Complications – Pregnancy complications that occur with increased frequency in older gravidae include: ectopic pregnancy, spontaneous abortion, fetal chromosomal abnormalities, some congenital anomalies, placenta previa, gestational diabetes, preeclampsia, and cesarean birth. Such complications may, in turn, result in preterm birth. There is also an increased risk of perinatal mortality. (See 'Introduction' above.)

Management in the first and second trimesters

Testing for fetal aneuploidy – For pregnant patients ≥35 years of age at the estimated date of delivery, we suggest offering prenatal diagnosis or screening for aneuploidy and a detailed second trimester ultrasound examination (18 to 20 weeks of gestation) to look for significant structural anomalies (particularly cardiac defects) (Grade 2C). (See 'First and second trimester' above.)

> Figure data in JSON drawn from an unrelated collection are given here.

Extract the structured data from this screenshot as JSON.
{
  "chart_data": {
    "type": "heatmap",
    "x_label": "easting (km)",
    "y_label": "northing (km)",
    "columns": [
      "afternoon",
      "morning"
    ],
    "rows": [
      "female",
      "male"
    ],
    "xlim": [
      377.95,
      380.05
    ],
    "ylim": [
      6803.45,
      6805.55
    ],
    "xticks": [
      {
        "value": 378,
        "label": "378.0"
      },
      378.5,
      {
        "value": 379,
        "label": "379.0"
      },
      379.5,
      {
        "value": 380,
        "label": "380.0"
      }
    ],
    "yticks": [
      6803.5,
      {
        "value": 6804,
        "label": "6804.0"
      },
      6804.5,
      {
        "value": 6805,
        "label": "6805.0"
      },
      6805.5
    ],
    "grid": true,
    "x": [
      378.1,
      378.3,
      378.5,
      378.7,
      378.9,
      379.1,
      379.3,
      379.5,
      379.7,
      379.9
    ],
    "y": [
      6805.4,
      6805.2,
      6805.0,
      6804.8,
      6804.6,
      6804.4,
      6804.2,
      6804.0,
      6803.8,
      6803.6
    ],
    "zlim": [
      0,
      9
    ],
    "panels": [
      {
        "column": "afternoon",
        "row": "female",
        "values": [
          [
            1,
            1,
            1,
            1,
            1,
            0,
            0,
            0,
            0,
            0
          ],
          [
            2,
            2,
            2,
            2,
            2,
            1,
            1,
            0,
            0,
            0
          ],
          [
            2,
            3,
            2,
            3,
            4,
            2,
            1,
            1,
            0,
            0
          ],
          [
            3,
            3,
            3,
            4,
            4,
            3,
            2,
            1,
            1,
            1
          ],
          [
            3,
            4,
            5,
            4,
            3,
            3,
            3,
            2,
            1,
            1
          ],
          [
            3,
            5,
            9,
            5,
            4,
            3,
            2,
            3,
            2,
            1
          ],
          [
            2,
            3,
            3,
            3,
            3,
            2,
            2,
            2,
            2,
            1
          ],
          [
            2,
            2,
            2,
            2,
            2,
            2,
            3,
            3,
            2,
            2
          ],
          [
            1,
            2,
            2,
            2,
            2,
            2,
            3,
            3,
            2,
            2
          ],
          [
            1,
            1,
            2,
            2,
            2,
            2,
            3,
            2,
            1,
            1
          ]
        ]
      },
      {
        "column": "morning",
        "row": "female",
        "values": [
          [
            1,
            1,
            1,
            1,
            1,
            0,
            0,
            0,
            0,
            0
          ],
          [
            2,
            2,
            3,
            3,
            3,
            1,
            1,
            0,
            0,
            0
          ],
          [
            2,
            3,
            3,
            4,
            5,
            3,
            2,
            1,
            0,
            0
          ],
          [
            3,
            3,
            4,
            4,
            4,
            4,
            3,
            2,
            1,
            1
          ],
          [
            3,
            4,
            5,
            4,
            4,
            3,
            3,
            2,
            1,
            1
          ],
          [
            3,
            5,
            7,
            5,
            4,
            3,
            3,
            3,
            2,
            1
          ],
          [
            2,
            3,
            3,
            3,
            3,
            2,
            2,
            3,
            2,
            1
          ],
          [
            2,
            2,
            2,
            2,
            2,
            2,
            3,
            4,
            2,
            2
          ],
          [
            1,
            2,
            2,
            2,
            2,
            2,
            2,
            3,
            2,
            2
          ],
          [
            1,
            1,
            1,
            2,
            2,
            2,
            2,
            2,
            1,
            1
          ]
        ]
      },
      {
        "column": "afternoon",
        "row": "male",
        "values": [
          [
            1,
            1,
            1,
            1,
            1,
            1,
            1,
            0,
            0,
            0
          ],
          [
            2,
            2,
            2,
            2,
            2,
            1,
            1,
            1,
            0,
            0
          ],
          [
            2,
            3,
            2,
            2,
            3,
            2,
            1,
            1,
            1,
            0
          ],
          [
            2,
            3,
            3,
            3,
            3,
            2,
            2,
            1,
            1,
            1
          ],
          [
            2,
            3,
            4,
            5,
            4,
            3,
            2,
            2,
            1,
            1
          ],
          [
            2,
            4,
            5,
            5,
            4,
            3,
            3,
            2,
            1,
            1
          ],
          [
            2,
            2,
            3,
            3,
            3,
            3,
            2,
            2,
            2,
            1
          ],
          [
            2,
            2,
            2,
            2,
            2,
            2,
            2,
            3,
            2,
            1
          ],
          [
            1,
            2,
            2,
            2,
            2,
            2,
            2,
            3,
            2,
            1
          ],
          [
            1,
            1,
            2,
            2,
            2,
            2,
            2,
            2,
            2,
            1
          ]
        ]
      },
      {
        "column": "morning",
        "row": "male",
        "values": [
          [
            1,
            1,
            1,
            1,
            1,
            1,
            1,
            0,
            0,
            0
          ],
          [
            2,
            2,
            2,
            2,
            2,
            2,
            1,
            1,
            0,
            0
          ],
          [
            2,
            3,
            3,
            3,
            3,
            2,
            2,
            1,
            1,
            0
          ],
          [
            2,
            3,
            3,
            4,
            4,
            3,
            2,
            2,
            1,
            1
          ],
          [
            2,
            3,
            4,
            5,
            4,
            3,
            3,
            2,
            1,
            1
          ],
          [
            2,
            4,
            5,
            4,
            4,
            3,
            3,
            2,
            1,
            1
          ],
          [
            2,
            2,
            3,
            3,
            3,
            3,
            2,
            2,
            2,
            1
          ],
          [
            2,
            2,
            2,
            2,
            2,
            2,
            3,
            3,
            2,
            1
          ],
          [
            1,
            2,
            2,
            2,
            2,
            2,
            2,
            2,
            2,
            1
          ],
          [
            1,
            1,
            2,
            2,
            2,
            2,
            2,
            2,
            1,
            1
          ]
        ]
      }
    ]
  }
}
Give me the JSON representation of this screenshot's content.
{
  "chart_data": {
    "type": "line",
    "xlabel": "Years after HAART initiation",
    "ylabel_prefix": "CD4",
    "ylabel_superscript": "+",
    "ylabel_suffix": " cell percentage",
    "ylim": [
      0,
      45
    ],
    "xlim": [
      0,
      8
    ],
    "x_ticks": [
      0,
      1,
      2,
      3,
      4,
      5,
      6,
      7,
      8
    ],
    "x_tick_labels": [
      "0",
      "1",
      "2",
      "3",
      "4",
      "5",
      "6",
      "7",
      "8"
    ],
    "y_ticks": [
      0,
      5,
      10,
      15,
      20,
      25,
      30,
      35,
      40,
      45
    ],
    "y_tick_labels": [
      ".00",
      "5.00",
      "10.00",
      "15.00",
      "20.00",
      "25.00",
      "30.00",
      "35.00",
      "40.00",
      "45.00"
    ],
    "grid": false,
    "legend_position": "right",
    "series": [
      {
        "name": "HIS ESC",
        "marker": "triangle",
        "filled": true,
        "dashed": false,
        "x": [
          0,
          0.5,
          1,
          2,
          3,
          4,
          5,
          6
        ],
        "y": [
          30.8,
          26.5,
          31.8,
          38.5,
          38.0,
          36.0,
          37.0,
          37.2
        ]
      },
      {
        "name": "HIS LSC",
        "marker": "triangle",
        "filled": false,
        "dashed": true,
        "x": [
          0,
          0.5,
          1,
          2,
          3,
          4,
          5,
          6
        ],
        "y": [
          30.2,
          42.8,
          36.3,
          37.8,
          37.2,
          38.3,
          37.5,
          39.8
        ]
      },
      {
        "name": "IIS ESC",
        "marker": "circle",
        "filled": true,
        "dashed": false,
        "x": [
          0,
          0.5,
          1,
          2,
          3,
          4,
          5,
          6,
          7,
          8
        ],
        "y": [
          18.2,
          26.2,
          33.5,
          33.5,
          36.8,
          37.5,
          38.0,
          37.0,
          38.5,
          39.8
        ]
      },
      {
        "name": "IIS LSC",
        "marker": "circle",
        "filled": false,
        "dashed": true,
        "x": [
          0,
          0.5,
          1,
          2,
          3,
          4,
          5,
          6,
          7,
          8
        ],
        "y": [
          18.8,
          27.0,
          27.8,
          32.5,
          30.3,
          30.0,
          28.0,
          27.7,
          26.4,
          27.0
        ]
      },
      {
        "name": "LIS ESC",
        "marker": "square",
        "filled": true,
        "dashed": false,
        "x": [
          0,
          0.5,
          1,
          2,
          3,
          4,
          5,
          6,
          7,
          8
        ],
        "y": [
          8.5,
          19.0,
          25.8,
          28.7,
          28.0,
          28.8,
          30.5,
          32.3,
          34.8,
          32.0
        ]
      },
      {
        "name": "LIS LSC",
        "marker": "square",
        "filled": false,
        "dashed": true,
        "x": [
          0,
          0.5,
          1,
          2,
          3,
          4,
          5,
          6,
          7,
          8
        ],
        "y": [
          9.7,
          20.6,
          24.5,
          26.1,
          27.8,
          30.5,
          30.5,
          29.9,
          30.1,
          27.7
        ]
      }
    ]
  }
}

Aspirin prophylaxis – For patients >35 years of age and at least one other moderate risk factor (eg, nulliparity, body mass index [BMI] >30 kg/m2, family history of preeclampsia in a mother or sister, Black race), we recommend low-dose aspirin for preeclampsia prevention. This is discussed in detail separately. (See 'First and second trimester' above and "Preeclampsia: Prevention", section on 'Selecting patients at high risk of developing preeclampsia'.)

Management in the third trimester

Fetal testing – We obtain an ultrasound examination at 36 to 37 weeks of gestation to assess fetal growth and amniotic fluid volume. We then perform twice weekly antepartum testing and ask patients to monitor daily fetal movement (kick counts) until delivery. Earlier testing (32 to 36 weeks) may be performed for selected patients (eg, 40 years and older, BMI >30 kg/m2). (See 'Third trimester' above.)

Timing of delivery – For pregnant patients ≥40 years of age at the estimated date of delivery, we suggest induction of labor at 39 weeks of gestation (Grade 2C). We also favor this approach in patients ≥35 but <40 years. We also discuss the alternative of ongoing close fetal and maternal surveillance and respect the patient's preference regarding timing and type of intervention. However, we generally discourage expectant management with close surveillance beyond 40 weeks of gestation. (See 'Risks of stillbirth versus delivery' above.)